特別養護老人ホームなどを経験したのち99年、東京都で初めてとなる「グループホームこもれび」の施設長に。現在は株式会社大起エンゼルヘルプ地域密着・地域包括事業部 入居・通所事業部部長。介護福祉士。2003年に書き下ろした『大逆転の痴呆ケア』(中央法規)が大ブレイクした。

なぜ? その2


 ミーティングで同僚の報告を聞いていて黙っていられなくなり、口を開いた「なんでや?」

 Aさんは昼食を食べられませんでした
 なんでや?
 Bさんはお風呂に入ることができませんでした
 なんでや?
 Cさんは活動に参加されませんでした
 なんでや?
 なんでや?
 なんでや?

 しばらくたってある同僚に呼ばれた
 和田さん、ミーティングで「なんでや」って聞くのやめて
 ????? なんでや?
 みんな「何故か」なんて考えてないんだから
 ・・・・・ なんでや?

 これは一大事である

 支援する側の職員たちが、起こった現象に対して原因を考えようとしていないってことで、原因を追究しない職員では、事の解決には至れないし、そのための手立てを模索しないってことになる。
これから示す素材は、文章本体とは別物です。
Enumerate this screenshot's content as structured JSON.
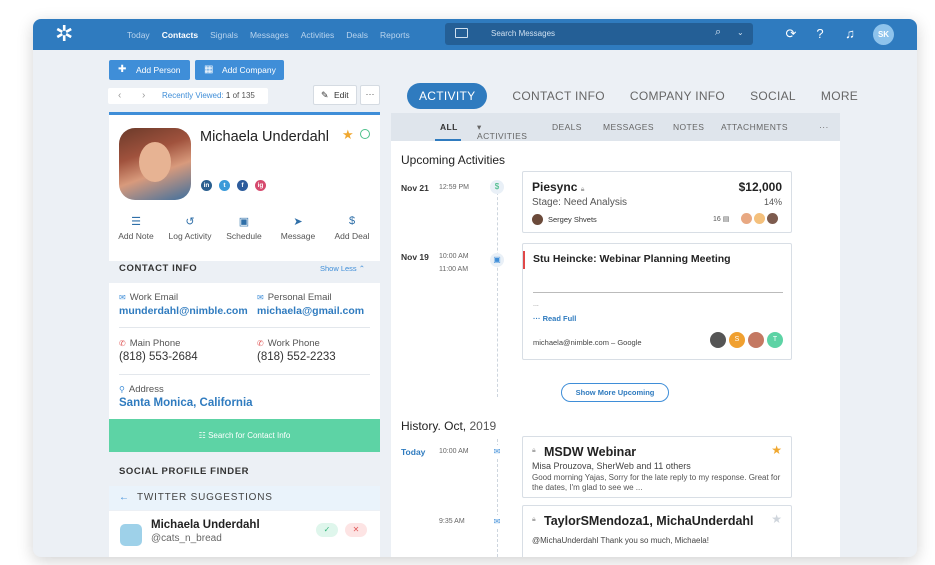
{
  "nav": {
    "items": [
      "Today",
      "Contacts",
      "Signals",
      "Messages",
      "Activities",
      "Deals",
      "Reports"
    ],
    "search_placeholder": "Search Messages",
    "avatar_initials": "SK"
  },
  "toolbar": {
    "add_person": "Add Person",
    "add_company": "Add Company",
    "recently_viewed_label": "Recently Viewed:",
    "recently_viewed_pos": "1",
    "recently_viewed_of": "of",
    "recently_viewed_total": "135",
    "edit": "Edit"
  },
  "profile": {
    "name": "Michaela Underdahl",
    "socials": [
      "in",
      "t",
      "f",
      "ig"
    ],
    "actions": [
      "Add Note",
      "Log Activity",
      "Schedule",
      "Message",
      "Add Deal"
    ]
  },
  "contact_info": {
    "title": "CONTACT INFO",
    "toggle": "Show Less",
    "work_email_label": "Work Email",
    "work_email": "munderdahl@nimble.com",
    "personal_email_label": "Personal Email",
    "personal_email": "michaela@gmail.com",
    "main_phone_label": "Main Phone",
    "main_phone": "(818) 553-2684",
    "work_phone_label": "Work Phone",
    "work_phone": "(818) 552-2233",
    "address_label": "Address",
    "address": "Santa Monica, California",
    "search_button": "Search for Contact Info"
  },
  "social_finder": {
    "title": "SOCIAL PROFILE FINDER",
    "subtitle": "TWITTER SUGGESTIONS",
    "suggestion_name": "Michaela Underdahl",
    "suggestion_handle": "@cats_n_bread"
  },
  "tabs": [
    "ACTIVITY",
    "CONTACT INFO",
    "COMPANY INFO",
    "SOCIAL",
    "MORE"
  ],
  "subtabs": [
    "ALL",
    "ACTIVITIES",
    "DEALS",
    "MESSAGES",
    "NOTES",
    "ATTACHMENTS"
  ],
  "upcoming": {
    "title": "Upcoming Activities",
    "deal": {
      "date": "Nov 21",
      "time": "12:59 PM",
      "name": "Piesync",
      "amount": "$12,000",
      "stage": "Stage: Need Analysis",
      "percent": "14%",
      "owner": "Sergey Shvets",
      "count": "16"
    },
    "meeting": {
      "date": "Nov 19",
      "time_start": "10:00 AM",
      "time_end": "11:00 AM",
      "title": "Stu Heincke: Webinar Planning Meeting",
      "ellipsis": "...",
      "read_full": "Read Full",
      "source": "michaela@nimble.com – Google",
      "attendee_initials": [
        "S",
        "T"
      ]
    },
    "show_more": "Show  More Upcoming"
  },
  "history": {
    "title": "History. Oct,",
    "year": "2019",
    "items": [
      {
        "date": "Today",
        "time": "10:00 AM",
        "title": "MSDW Webinar",
        "subtitle": "Misa Prouzova, SherWeb and 11 others",
        "body": "Good morning Yajas, Sorry for the late reply to my response. Great for the dates, I'm glad to see we ..."
      },
      {
        "time": "9:35 AM",
        "title": "TaylorSMendoza1, MichaUnderdahl",
        "body": "@MichaUnderdahl Thank you so much, Michaela!"
      }
    ]
  },
  "colors": {
    "primary": "#2f7bbf",
    "accent_green": "#5dd3a5",
    "star": "#f0a830"
  }
}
 ということは、利用者は「そのまま」にされるってことで、「支援がない」ということになり、支援がないのに支援のためと称して税金が配分されるのは、税金の無駄遣いそのもので、「介護事業や介護職員は無駄」ってことになるからだ。

 もう20年以上も前の話であるが、現象だけを語って済ます傾向は「いまだ課題のまんま」ではないだろうか。

 あなたの事業所では「なんでや=なぜ」を大事にできていますか?

写真

 頭に巻いているのは「手ぬぐい」、肩に巻いているのは「枕カバー」です。

 昨今では、風呂敷をショールにしたりバンダナにしたりと、「風呂敷は包むもの」の常識を若者たちがぶち壊しているようです。

 又、外国では日本のランドセルが大人気になりつつあるようですが、子供に使うのではなく大人用のカバンとしてだそうです。

 そう考えると、10年以上も前に枕カバーさえ装飾ファッションに取り込んだ彼女は最先端を走っていたということになりますが、彼女が認知症という状態にあるがばっかりに、それは「才能」ではなく「異常」と捉えられてしまいがち。

 これも、様々に人として当たり前のことまでも、問題行動・周辺症状・異常行動という捉え方に「なぜ」をぶつけている僕の、モノの見方・考え方なのです。